In Scenario, the state.Secret data structure encapsulates all information the charm needs to process secret events.
Example usage
from scenario import State, Secret
state = State(
secrets=[
Secret(
id='foo',
contents={0: {'key': 'public'}}
)
]
)
The only mandatory arguments to Secret are its secret ID (which should be unique) and its ‘contents’: that is, a mapping from revision numbers (integers) to a str:str dict representing the payload of the revision.

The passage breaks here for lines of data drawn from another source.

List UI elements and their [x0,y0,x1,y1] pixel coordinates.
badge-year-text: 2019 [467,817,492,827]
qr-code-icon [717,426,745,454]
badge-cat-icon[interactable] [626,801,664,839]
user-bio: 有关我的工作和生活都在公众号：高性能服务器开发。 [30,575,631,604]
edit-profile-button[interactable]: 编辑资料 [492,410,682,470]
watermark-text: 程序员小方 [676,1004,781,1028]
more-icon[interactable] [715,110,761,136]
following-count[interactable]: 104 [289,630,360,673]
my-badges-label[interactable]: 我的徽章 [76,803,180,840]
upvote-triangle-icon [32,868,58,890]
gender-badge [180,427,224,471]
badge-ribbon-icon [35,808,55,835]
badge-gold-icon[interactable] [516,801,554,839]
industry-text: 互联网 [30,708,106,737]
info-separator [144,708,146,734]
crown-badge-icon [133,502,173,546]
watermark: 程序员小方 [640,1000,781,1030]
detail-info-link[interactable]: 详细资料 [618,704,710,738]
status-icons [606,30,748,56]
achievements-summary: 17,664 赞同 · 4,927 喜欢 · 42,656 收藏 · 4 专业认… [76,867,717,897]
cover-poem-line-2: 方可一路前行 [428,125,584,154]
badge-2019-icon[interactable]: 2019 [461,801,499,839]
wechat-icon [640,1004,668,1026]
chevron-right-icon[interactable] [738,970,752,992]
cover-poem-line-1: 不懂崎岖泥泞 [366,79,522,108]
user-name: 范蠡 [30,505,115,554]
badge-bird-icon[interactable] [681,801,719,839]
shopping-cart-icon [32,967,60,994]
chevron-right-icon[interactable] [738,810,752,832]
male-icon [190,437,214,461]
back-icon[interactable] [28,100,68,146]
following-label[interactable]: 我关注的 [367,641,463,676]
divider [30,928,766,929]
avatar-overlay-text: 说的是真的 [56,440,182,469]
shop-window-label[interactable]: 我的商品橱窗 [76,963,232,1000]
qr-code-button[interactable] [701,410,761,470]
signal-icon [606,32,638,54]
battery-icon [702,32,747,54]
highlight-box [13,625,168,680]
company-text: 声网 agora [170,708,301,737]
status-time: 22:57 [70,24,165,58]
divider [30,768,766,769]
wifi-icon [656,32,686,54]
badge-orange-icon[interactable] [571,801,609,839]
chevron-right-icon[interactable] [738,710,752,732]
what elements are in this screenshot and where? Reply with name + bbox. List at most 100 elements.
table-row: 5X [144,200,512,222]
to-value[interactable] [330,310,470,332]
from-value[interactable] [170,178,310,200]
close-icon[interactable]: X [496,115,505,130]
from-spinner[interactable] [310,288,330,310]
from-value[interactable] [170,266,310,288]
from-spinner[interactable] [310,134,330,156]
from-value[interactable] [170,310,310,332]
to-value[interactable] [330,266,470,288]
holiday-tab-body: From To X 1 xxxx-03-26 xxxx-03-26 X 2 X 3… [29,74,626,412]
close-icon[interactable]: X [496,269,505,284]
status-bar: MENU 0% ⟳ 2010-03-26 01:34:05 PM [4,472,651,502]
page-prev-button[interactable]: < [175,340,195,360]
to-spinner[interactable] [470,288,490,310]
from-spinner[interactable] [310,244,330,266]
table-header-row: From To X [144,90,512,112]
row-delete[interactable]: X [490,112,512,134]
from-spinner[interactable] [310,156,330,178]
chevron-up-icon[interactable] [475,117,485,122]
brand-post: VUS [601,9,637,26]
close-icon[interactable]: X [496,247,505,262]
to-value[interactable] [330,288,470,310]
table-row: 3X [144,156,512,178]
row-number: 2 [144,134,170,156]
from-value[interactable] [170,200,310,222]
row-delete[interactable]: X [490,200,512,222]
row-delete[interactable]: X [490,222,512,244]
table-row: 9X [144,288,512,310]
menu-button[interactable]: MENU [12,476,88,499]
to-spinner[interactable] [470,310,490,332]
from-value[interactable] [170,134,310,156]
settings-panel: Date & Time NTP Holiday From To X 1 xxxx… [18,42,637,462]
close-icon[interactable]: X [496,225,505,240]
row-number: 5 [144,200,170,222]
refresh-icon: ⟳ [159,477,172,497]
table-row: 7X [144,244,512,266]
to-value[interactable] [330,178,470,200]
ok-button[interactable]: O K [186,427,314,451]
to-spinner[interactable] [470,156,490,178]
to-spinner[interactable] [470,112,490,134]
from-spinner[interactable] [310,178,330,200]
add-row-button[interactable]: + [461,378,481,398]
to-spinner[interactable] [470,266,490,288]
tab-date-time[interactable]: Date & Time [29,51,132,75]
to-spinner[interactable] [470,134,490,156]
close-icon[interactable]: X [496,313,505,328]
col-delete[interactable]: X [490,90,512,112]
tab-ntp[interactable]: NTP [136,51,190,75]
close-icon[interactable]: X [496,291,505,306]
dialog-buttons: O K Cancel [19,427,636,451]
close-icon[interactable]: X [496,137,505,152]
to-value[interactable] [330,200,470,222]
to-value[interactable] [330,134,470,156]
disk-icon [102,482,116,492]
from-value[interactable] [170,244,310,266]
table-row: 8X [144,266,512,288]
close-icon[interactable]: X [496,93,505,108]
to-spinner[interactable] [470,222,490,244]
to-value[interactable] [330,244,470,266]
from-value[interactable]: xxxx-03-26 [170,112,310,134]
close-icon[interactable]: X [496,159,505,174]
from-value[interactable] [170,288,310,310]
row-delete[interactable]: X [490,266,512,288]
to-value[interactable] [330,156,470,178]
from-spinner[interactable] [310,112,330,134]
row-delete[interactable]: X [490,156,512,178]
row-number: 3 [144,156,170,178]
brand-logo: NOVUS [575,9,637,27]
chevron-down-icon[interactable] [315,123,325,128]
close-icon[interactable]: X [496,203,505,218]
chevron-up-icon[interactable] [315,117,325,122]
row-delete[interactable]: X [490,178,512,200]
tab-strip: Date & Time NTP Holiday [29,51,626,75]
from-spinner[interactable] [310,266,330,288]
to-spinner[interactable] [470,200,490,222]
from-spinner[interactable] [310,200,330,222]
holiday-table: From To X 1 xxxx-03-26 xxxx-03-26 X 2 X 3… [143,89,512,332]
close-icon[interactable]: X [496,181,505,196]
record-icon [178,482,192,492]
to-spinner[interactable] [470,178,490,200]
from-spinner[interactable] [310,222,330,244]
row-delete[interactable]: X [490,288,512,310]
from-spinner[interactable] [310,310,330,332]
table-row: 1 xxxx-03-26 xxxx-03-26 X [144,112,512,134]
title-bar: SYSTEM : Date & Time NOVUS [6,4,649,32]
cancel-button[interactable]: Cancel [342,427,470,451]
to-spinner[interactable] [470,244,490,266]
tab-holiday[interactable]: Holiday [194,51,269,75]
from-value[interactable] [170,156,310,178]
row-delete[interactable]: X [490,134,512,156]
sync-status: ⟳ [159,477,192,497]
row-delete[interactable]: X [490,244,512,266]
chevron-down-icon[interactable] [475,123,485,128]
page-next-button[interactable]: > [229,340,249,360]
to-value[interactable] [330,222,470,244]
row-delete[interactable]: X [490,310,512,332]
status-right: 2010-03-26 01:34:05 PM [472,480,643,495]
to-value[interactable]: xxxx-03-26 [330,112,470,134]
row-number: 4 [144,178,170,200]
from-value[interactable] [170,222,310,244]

By default, the secret is not owned by this charm nor is it granted to it. Therefore, if charm code attempted to get that secret revision, it would get a permission error: we didn’t grant it to this charm, nor we specified that the secret is owned by it.
To specify a secret owned by this unit (or app):
from scenario import State, Secret
state = State(
secrets=[
Secret(
id='foo',
contents={0: {'key': 'public'}},
owner='unit', # or 'app'
remote_grants = {0: {"remote"}} # the secret owner has granted access to the "remote" app over some relation with ID 0
)
]
)
To specify a secret owned by some other application and give this unit (or app) access to it:
from scenario import State, Secret
state = State(
secrets=[
Secret(
id='foo',
contents={0: {'key': 'public'}},
# owner=None, which is the default
granted="unit", # or "app",
revision=0, # the revision that this unit (or app) is currently tracking
)
]
)
Other arguments
Regardless of who owns and can read the secret, you can pass a label argument to configure the local label for this secret, a description key that is associated with the Secret, as well as expire and rotate arguments to configure expiration date and rotation policy respectively.
As per ops-scenario==3.0, scenario doesn’t do time simulation, so expiration and rotation, while supported as static metadata values, don’t have any semantics to them.